¹Genomics and signaling of endocrine tumors, Institut Cochin (INSERM U1016 - CNRS UMR 8104), Université Paris Cité, Paris, France; ²Department of Pathology, Hôpital Lariboisière, APHP, Paris, France; ³Department of endocrinology and diabetology, Humanitas Research Hospital, Milan, Italy; ⁴Department of medical sciences, University of Turin, Turin, Italy; ⁵GENOM’IC, Institut Cochin, INSERM U1016, CNRS UMR 8104, Université Paris Cité, Paris, France; ⁶Genetics department, Institut Curie, Paris, France; ⁷Department of Endocrinology, Hôpital Ambroise Paré, APHP, Boulogne Billancourt, France; ⁸Department of Pathology, Hôpital Ambroise Paré, APHP, Boulogne Billancourt, France; ⁹Department of Endocrinology, Hôpital Cochin, APHP, Paris, France; ¹⁰Department of Neurosurgery, Hôpital Lariboisière, APHP, Paris, France

JOINT1671

PitNETs aggressiveness is currently assessed based on clinical and histological criteria, leading to regularly updated classifications. The role of molecular criteria has yet to be defined. Multi-omics analyses show the importance of lineage as the main driver of unsupervised classifications. Aggressive PitNETs appear to be scattered according to their lineage without forming a distinct molecular group.

Aim: Identify genomic features associated with PitNETs aggressiveness.

Methods: • Five features of aggressiveness were explored: post radiotherapy progression, rapid tumor progression speed, Ki67≽10%, cavernous invasion and sphenoid invasion. A cohort of 155 tumors with or without these features were analysed by transcriptome, methylome, SNP array and NGS sequencing.

• Transcriptome and methylome signatures associated with features of aggressiveness were established by logistic regression stratified by lineage.

• Response to temozolomide was evaluated on 17 samples collected before temozolomide treatment, following RECIST criteria. Transcriptome signatures of temozolomide response were assessed with a differential gene expression analysis.
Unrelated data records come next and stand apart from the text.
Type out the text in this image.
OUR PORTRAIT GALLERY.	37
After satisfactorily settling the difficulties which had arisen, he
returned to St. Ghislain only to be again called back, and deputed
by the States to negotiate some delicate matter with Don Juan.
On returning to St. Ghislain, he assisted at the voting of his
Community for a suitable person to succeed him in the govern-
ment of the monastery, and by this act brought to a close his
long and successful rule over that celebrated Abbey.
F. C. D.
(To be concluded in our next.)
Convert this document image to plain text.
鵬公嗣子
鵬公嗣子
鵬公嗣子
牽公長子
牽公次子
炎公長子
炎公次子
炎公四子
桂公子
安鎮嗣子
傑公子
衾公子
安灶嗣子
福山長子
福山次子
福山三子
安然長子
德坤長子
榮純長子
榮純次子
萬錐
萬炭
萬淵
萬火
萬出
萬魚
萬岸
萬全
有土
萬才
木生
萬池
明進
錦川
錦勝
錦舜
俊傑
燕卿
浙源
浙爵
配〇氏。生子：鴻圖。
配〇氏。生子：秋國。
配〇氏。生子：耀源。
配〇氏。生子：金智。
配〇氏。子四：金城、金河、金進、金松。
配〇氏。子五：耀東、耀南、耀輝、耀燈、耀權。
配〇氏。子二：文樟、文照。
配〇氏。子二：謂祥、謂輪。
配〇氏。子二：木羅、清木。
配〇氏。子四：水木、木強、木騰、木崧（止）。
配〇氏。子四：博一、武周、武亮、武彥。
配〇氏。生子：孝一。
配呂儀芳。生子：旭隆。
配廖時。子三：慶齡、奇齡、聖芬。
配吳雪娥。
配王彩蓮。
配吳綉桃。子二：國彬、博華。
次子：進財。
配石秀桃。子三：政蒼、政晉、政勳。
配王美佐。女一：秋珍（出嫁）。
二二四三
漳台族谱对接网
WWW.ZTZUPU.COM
Results: Post radiotherapy progression, rapid tumor progression speed, and Ki67≽10% were associated with distinct transcriptome signatures linked to RNA metabolism in TPIT lineage, and to proliferation and cell motility in PIT-1 lineage. Post radiotherapy progression and rapid progression speed were associated with tumor hypermethylation. The latter was not associated with any specific location related to gene structures. Post radiotherapy progression, rapid tumor progression speed, and Ki67≽10% were associated with a group of tumors cumulating pathogenic somatic variants, including TP53, CDKN2A/B, DAXX, MEN1, and PTEN. Reversely, USP8 and GNAS mutations weren’t associated with any feature of aggressiveness, in TPIT and in PIT1 lineages, respectively. Cavernous and sphenoid invasion were not associated with any molecular signature. Response to temozolomide was associated with a leukocyte migration and differentiation transcriptome signature. O-6-methylguanine-DNA methyltransferase gene (MGMT), which promoter methylation and expression was proved to be predictive of temozolomide response in gliomas, was found underexpressed in responders compared to non-responders through transcriptome analysis. Longitudinal samples omics highlight genomic alterations already present in the earliest samples of tumor progressions. Alteration evolution also shows chromosomal rearrangements generating new aggressive clones.

Conclusion: PitNETs accumulating features of aggressiveness are associated with specific genomic markers. The prognostic value of these potential markers remains to be confirmed in an independent cohort.